« Il n’y a pas d’identité culturelle »
Philosophe, helléniste et sinologue traduit dans le monde entier, François Jullien (…) face au débat identitaire qui « traverse l’Europe entière », a voulu mettre la plume dans la plaie. Et mettre les outils de la philosophie au service de tous ceux qui cherchent à s’orienter dans ce débat piégé.
Tout d’abord, rappelle-t-il, « la revendication identitaire est l’expression du refoulé produit par l’uniformisation du monde ». Le global renforce le local, la mondialisation accentue le besoin de nation, l’ouverture des frontières aiguise le repli identitaire. Et « le défaut d’intégration se renverse en intégrisme ».
Ainsi, reconnaît François Jullien, l’islamisme menace bien le « commun culturel » en France(…) Le communautarisme menace donc le commun. Mais « l’identité culturelle » n’est pas le mot adéquat pour entrer dans le débat. « On se trompe ici de concept », assure le philosophe. L’identité est quelque chose de figé, alors que « le propre de la culture est de muter et de se transformer ».
La France est à la fois chrétienne et laïque, grecque et romaine, croyante et athée, etc. Ainsi, « il n’y a pas d’identité culturelle », assure-t-il, mais des « ressources » d’intelligence partagées (comme Molière ou Pascal, Rimbaud ou Hugo) qu’il convient d’activer pour résister à cette menace : « une identité se définit, des ressources s’inventorient ».
L’erreur consiste à confondre l’identité et l’identification (à la manière de l’enfant vis-à-vis de ses parents).

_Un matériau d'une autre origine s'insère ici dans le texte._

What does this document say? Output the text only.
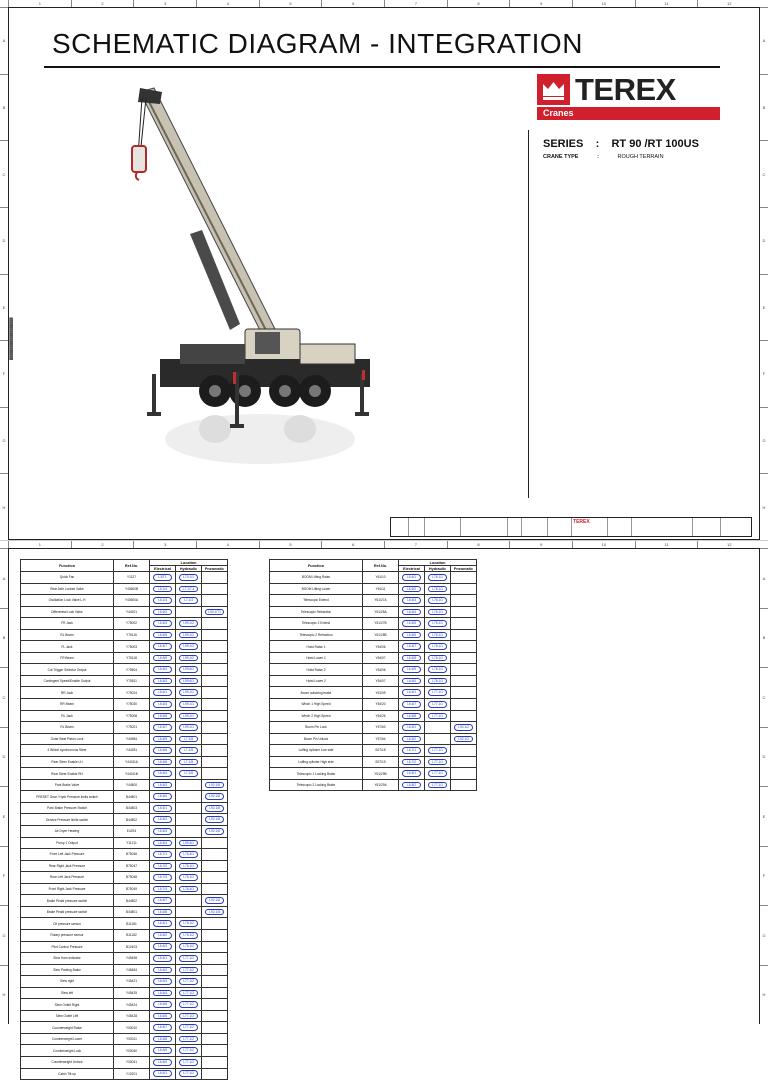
1	2	3	4	5	6	7	8	9	10	11	12
A
B
C
D
E
F
G
H
A
B
C
D
E
F
G
H
SCHEMATIC DIAGRAM - INTEGRATION
████████████████████
TEREX
Cranes
SERIES : RT 90 /RT 100US
CRANE TYPE	:	ROUGH TERRAIN
TEREX
1	2	3	4	5	6	7	8	9	10	11	12
A
B
C
D
E
F
G
H
A
B
C
D
E
F
G
H
Function	Ref.No.	Location		
		Electrical	Hydraulic	Pneumatic
Quick Fan	Y1127	I-3/T1	I-70.1/1	
Rear Axle Locked Valve	Y40600B	I-6.1/4	I-7.1/7.4	
Oscillation Lock Valve L.H	Y40600A	I-6.1/3	I-7.1/3	
Differential Lock Valve	Y44201	I-6.6/2		I-90.1/T1
FR Jack	Y75002	I-6.6/3	I-99.1/2	
RL Beam	Y75116	I-6.6/5	I-99.1/2	
FL Jack	Y75003	I-6.6/7	I-99.1/2	
FR Beam	Y75118	I-6.6/9	I-99.1/2	
Cut Trigger Selector Output	Y75504	I-6.6/4	I-99.6/1	
Contingent Speed/Enable Output	Y75511	I-6.6/2	I-99.6/1	
RR Jack	Y75024	I-6.6/1	I-99.1/1	
RR Beam	Y75030	I-6.6/3	I-99.1/1	
RL Jack	Y75008	I-6.6/5	I-99.1/1	
RL Beam	Y75021	I-6.6/7	I-99.1/1	
Outer Beat Piston Lock	Y44984	I-6.6/9	I-7.1/8	
4 Wheel synchronous Steer	Y44281	I-6.6/6	I-7.1/8	
Rear Steer Enable LH	Y44011A	I-6.6/6	I-7.1/8	
Rear Steer Enable RH	Y44011B	I-6.6/4	I-7.1/8	
Park Brake Valve	Y44800	I-6.6/2		I-92.1/8
PRESET Gear / Hydr Pressure limits switch	B44801	I-6.6/0		I-92.1/8
Park Brake Pressure Switch	B44803	I-6.6/1		I-92.1/8
Service Pressure limits switch	B44802	I-6.6/2		I-92.1/8
Air Dryer Heating	E4294	I-6.6/3		I-92.1/8
Pump 1 Output	Y11211	I-6.6/4	I-99.4/1	
Front Left Jack Pressure	B75046	I-6.7/1	I-76.4/1	
Rear Right Jack Pressure	B75047	I-6.7/2	I-76.1/1	
Rear Left Jack Pressure	B75048	I-6.7/3	I-76.1/1	
Front Right Jack Pressure	B75049	I-6.7/4	I-76.4/1	
Brake Pedal pressure switch	B44802	I-6.6/7		I-92.1/8
Brake Pedal pressure switch	B44801	I-6.6/8		I-92.1/8
Oil pressure sensor	B11181	I-6.6/1	I-76.1/2	
Rotary pressure sensor	B11182	I-6.6/2	I-76.1/2	
Pilot Control Pressure	B12403	I-6.6/3	I-76.1/2	
Slew Hom indicator	Y45498	I-6.6/1	I-77.1/2	
Slew Parking Brake	Y45484	I-6.6/2	I-77.1/2	
Slew right	Y45421	I-6.6/3	I-77.1/2	
Slew left	Y45425	I-6.6/4	I-77.1/2	
Slew Outlet Right	Y45424	I-6.6/5	I-77.1/2	
Slew Outlet Left	Y45428	I-6.6/6	I-77.1/2	
Counterweight Raise	Y00010	I-6.6/7	I-77.1/2	
Counterweight Lower	Y00011	I-6.6/8	I-77.1/2	
Counterweight Lock	Y00040	I-6.6/9	I-77.1/2	
Counterweight Unlock	Y00041	I-6.6/0	I-77.1/2	
Cabin Tilt up	Y10201	I-6.6/1	I-77.1/2	
Function	Ref.No.	Location		
		Electrical	Hydraulic	Pneumatic
BOOM Lifting Raise	Y61/10	I-6.6/1	I-76.1/1	
BOOM Lifting Lower	Y61/11	I-6.6/2	I-76.1/1	
Telescopic Extend	Y61/27A	I-6.6/3	I-76.1/1	
Telescopic Retraction	Y61/28A	I-6.6/4	I-76.1/1	
Telescopic 2 Extend	Y61/27B	I-6.6/5	I-76.1/1	
Telescopic 2 Retraction	Y61/28B	I-6.6/6	I-76.1/1	
Hoist Raise 1	Y54/06	I-6.6/7	I-76.1/1	
Hoist Lower 1	Y54/07	I-6.6/8	I-76.1/1	
Hoist Raise 2	Y54/06	I-6.6/9	I-76.1/1	
Hoist Lower 2	Y54/07	I-6.6/0	I-76.1/1	
Boom outswing brake	Y61/09	I-6.6/1	I-77.1/1	
Winch 1 High Speed	Y54/20	I-6.6/7	I-77.1/1	
Winch 2 High Speed	Y54/26	I-6.6/8	I-77.1/1	
Boom Pin Lock	Y57/63	I-6.6/1		I-92.1/2
Boom Pin Unlock	Y57/64	I-6.6/2		I-92.1/2
Luffing cylinder Low side	B27/18	I-6.7/1	I-77.1/1	
Luffing cylinder High side	B27/19	I-6.7/2	I-77.1/1	
Telescopic 1 Locking Brake	Y61/29B	I-6.8/1	I-77.1/1	
Telescopic 2 Locking Brake	Y61/29A	I-6.8/2	I-77.1/1	
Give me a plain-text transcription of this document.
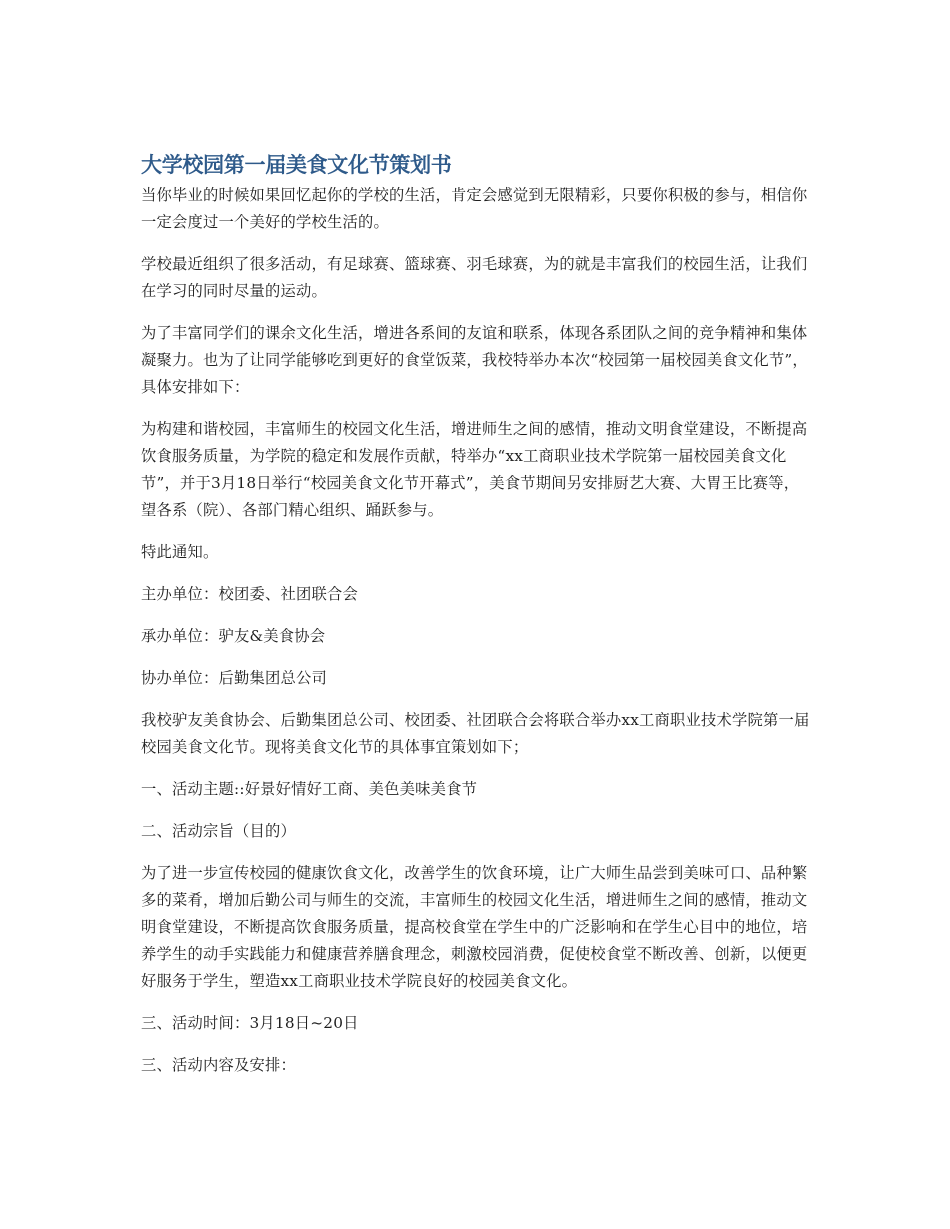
大学校园第一届美食文化节策划书

当你毕业的时候如果回忆起你的学校的生活，肯定会感觉到无限精彩，只要你积极的参与，相信你一定会度过一个美好的学校生活的。

学校最近组织了很多活动，有足球赛、篮球赛、羽毛球赛，为的就是丰富我们的校园生活，让我们在学习的同时尽量的运动。

为了丰富同学们的课余文化生活，增进各系间的友谊和联系，体现各系团队之间的竞争精神和集体凝聚力。也为了让同学能够吃到更好的食堂饭菜，我校特举办本次“校园第一届校园美食文化节”，具体安排如下：

为构建和谐校园，丰富师生的校园文化生活，增进师生之间的感情，推动文明食堂建设，不断提高饮食服务质量，为学院的稳定和发展作贡献，特举办“xx工商职业技术学院第一届校园美食文化节”，并于3月18日举行“校园美食文化节开幕式”，美食节期间另安排厨艺大赛、大胃王比赛等，望各系（院）、各部门精心组织、踊跃参与。

特此通知。

主办单位：校团委、社团联合会

承办单位：驴友&美食协会

协办单位：后勤集团总公司

我校驴友美食协会、后勤集团总公司、校团委、社团联合会将联合举办xx工商职业技术学院第一届校园美食文化节。现将美食文化节的具体事宜策划如下；

一、活动主题::好景好情好工商、美色美味美食节

二、活动宗旨（目的）

为了进一步宣传校园的健康饮食文化，改善学生的饮食环境，让广大师生品尝到美味可口、品种繁多的菜肴，增加后勤公司与师生的交流，丰富师生的校园文化生活，增进师生之间的感情，推动文明食堂建设，不断提高饮食服务质量，提高校食堂在学生中的广泛影响和在学生心目中的地位，培养学生的动手实践能力和健康营养膳食理念，刺激校园消费，促使校食堂不断改善、创新，以便更好服务于学生，塑造xx工商职业技术学院良好的校园美食文化。

三、活动时间：3月18日~20日

三、活动内容及安排：
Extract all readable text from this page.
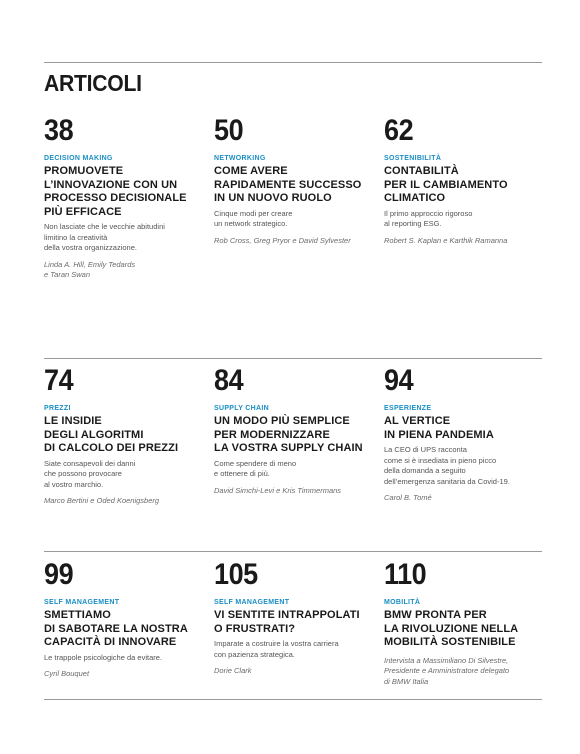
ARTICOLI
38
DECISION MAKING
PROMUOVETE
L’INNOVAZIONE CON UN
PROCESSO DECISIONALE
PIÙ EFFICACE
Non lasciate che le vecchie abitudini
limitino la creatività
della vostra organizzazione.
Linda A. Hill, Emily Tedards
e Taran Swan
50
NETWORKING
COME AVERE
RAPIDAMENTE SUCCESSO
IN UN NUOVO RUOLO
Cinque modi per creare
un network strategico.
Rob Cross, Greg Pryor e David Sylvester
62
SOSTENIBILITÀ
CONTABILITÀ
PER IL CAMBIAMENTO
CLIMATICO
Il primo approccio rigoroso
al reporting ESG.
Robert S. Kaplan e Karthik Ramanna
74
PREZZI
LE INSIDIE
DEGLI ALGORITMI
DI CALCOLO DEI PREZZI
Siate consapevoli dei danni
che possono provocare
al vostro marchio.
Marco Bertini e Oded Koenigsberg
84
SUPPLY CHAIN
UN MODO PIÙ SEMPLICE
PER MODERNIZZARE
LA VOSTRA SUPPLY CHAIN
Come spendere di meno
e ottenere di più.
David Simchi-Levi e Kris Timmermans
94
ESPERIENZE
AL VERTICE
IN PIENA PANDEMIA
La CEO di UPS racconta
come si è insediata in pieno picco
della domanda a seguito
dell’emergenza sanitaria da Covid-19.
Carol B. Tomé
99
SELF MANAGEMENT
SMETTIAMO
DI SABOTARE LA NOSTRA
CAPACITÀ DI INNOVARE
Le trappole psicologiche da evitare.
Cyril Bouquet
105
SELF MANAGEMENT
VI SENTITE INTRAPPOLATI
O FRUSTRATI?
Imparate a costruire la vostra carriera
con pazienza strategica.
Dorie Clark
110
MOBILITÀ
BMW PRONTA PER
LA RIVOLUZIONE NELLA
MOBILITÀ SOSTENIBILE
Intervista a Massimiliano Di Silvestre,
Presidente e Amministratore delegato
di BMW Italia
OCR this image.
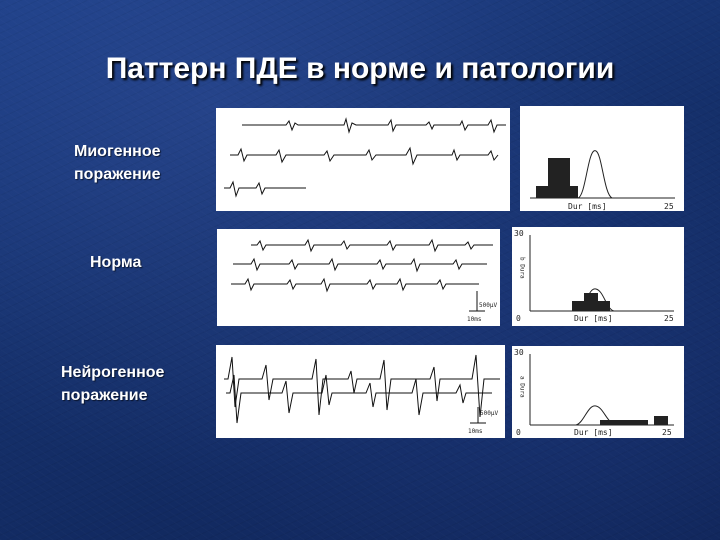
Паттерн ПДЕ в норме и патологии
Миогенное
поражение
Норма
Нейрогенное
поражение
Dur [ms]	25
500µV
10ms
30
0
b Dura
Dur [ms]	25
500µV
10ms
30
0
a Dura
Dur [ms]	25
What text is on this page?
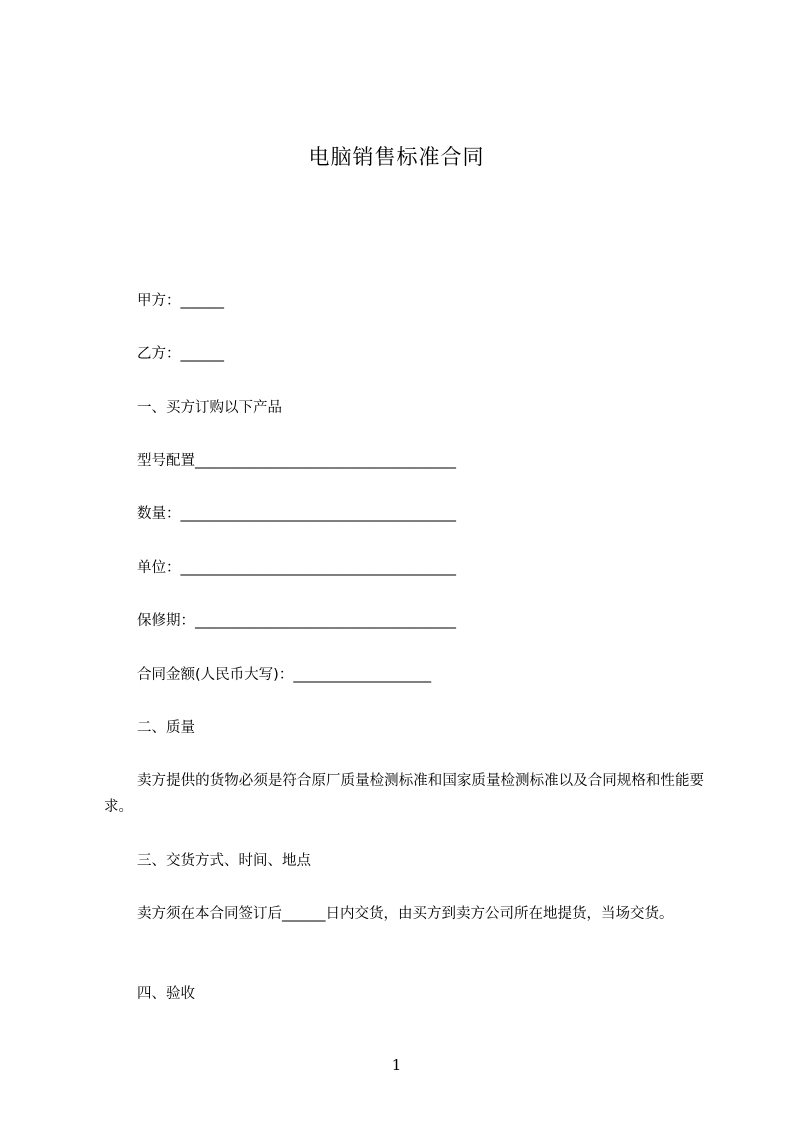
电脑销售标准合同
甲方：______
乙方：______
一、买方订购以下产品
型号配置____________________________________
数量：______________________________________
单位：______________________________________
保修期：____________________________________
合同金额(人民币大写)：___________________
二、质量
卖方提供的货物必须是符合原厂质量检测标准和国家质量检测标准以及合同规格和性能要求。
三、交货方式、时间、地点
卖方须在本合同签订后______日内交货，由买方到卖方公司所在地提货，当场交货。
四、验收
1
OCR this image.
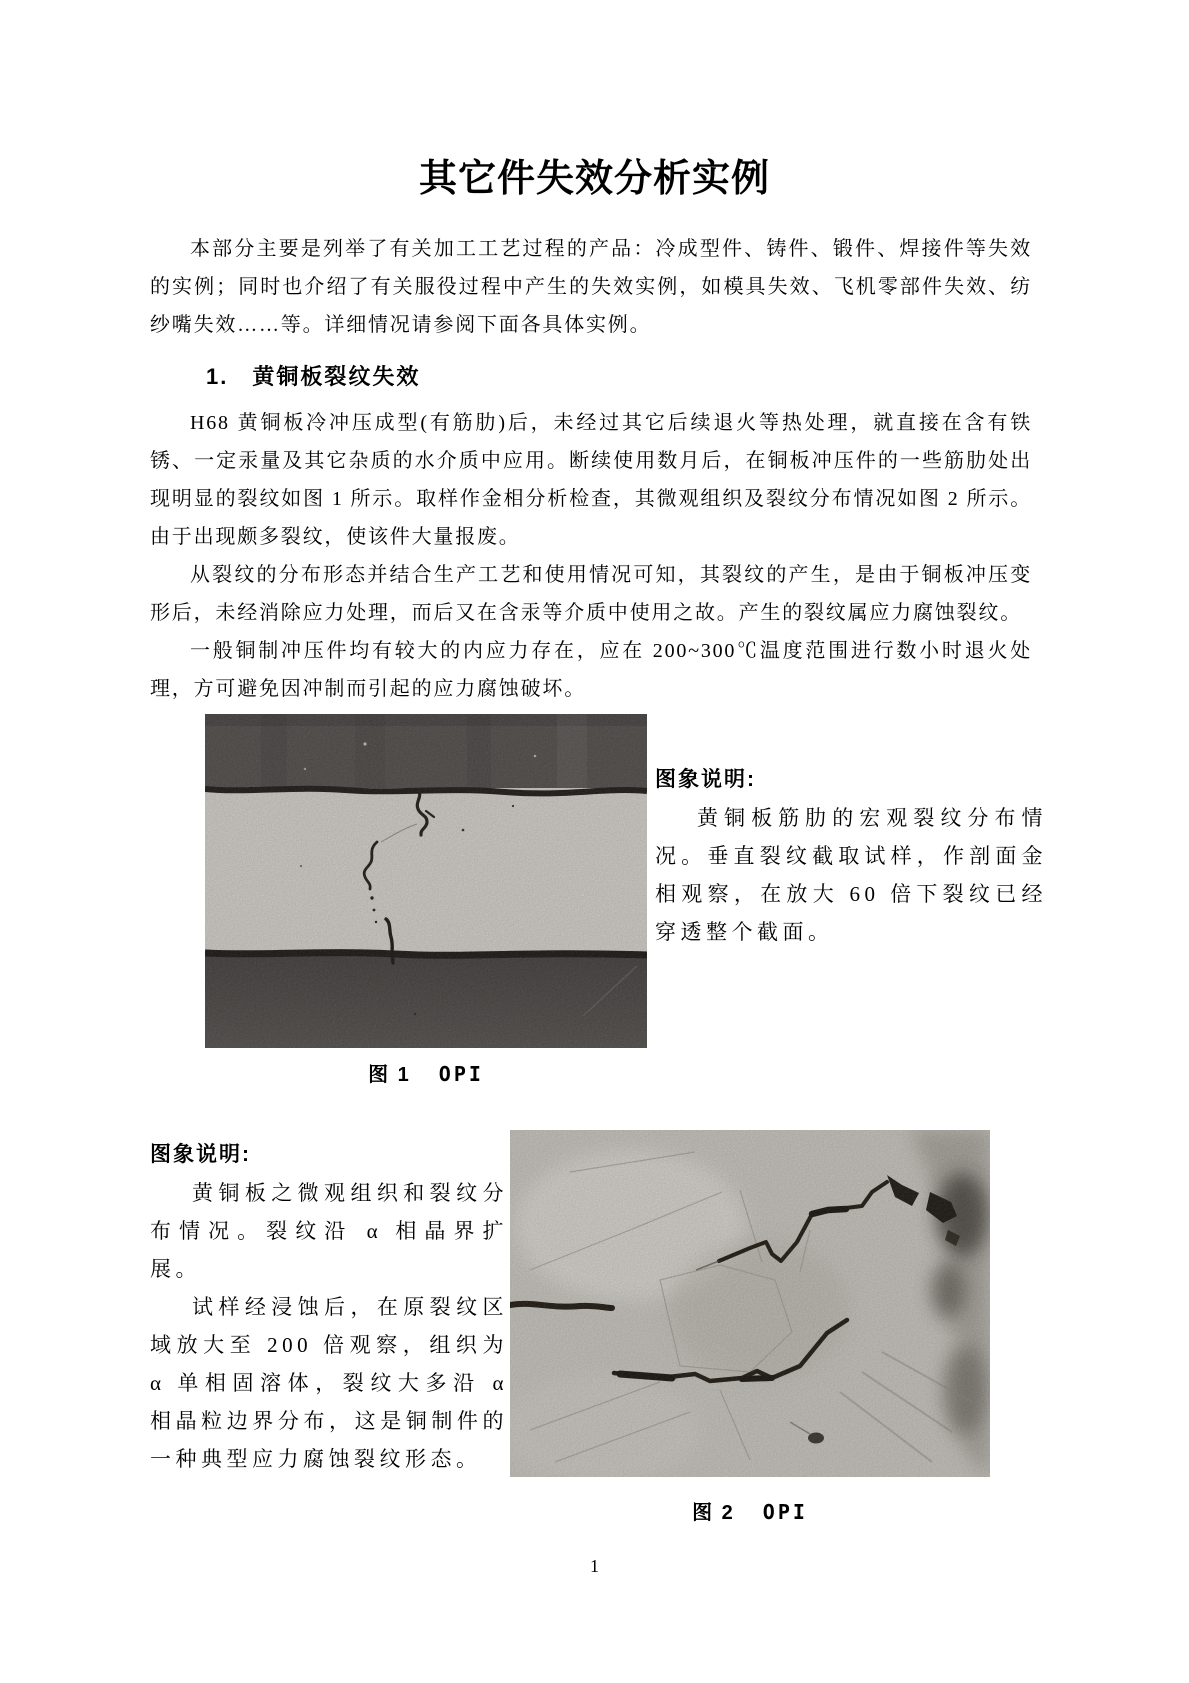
其它件失效分析实例

本部分主要是列举了有关加工工艺过程的产品：冷成型件、铸件、锻件、焊接件等失效的实例；同时也介绍了有关服役过程中产生的失效实例，如模具失效、飞机零部件失效、纺纱嘴失效……等。详细情况请参阅下面各具体实例。

1.　黄铜板裂纹失效

H68 黄铜板冷冲压成型(有筋肋)后，未经过其它后续退火等热处理，就直接在含有铁锈、一定汞量及其它杂质的水介质中应用。断续使用数月后，在铜板冲压件的一些筋肋处出现明显的裂纹如图 1 所示。取样作金相分析检查，其微观组织及裂纹分布情况如图 2 所示。由于出现颇多裂纹，使该件大量报废。

从裂纹的分布形态并结合生产工艺和使用情况可知，其裂纹的产生，是由于铜板冲压变形后，未经消除应力处理，而后又在含汞等介质中使用之故。产生的裂纹属应力腐蚀裂纹。

一般铜制冲压件均有较大的内应力存在，应在 200~300℃温度范围进行数小时退火处理，方可避免因冲制而引起的应力腐蚀破坏。

图 1 OPI

图象说明:

黄铜板筋肋的宏观裂纹分布情况。垂直裂纹截取试样，作剖面金相观察，在放大 60 倍下裂纹已经穿透整个截面。

图象说明:

黄铜板之微观组织和裂纹分布情况。裂纹沿 α 相晶界扩展。

试样经浸蚀后，在原裂纹区域放大至 200 倍观察，组织为 α 单相固溶体，裂纹大多沿 α 相晶粒边界分布，这是铜制件的一种典型应力腐蚀裂纹形态。

图 2 OPI
1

Or la culture vise au contraire à promouvoir la capacité de « désadhérence ». En un mot, la culture crée de l’écart et non pas de l’identification (Aristote s’écarte de Platon, « le christianisme ouvre un écart avec le judaïsme », etc.)
Ces « ressources » ne sont pas non plus des « valeurs » pour la bonne et simple raison que « si j’adhère aux valeurs chrétiennes, j’aurai du mal à adhérer aux valeurs athées ». Les ressources ne s’excluent pas. Il faut donc les mobiliser contre l’essentialisme et les dérives sectaires.(…)
Philosopher, écrit-il, « c’est s’écarter, sortir des sentiers battus par l’opinion ». Ce que fait parfaitement François Jullien dans cet opuscule savant et combatif destiné à endiguer la dérive identitaire et résister à la menace de l’uniformisation.
« Il n’y a pas d’identité culturelle », de François Jullien. L’Herne, 93 pages, 7,50 euros.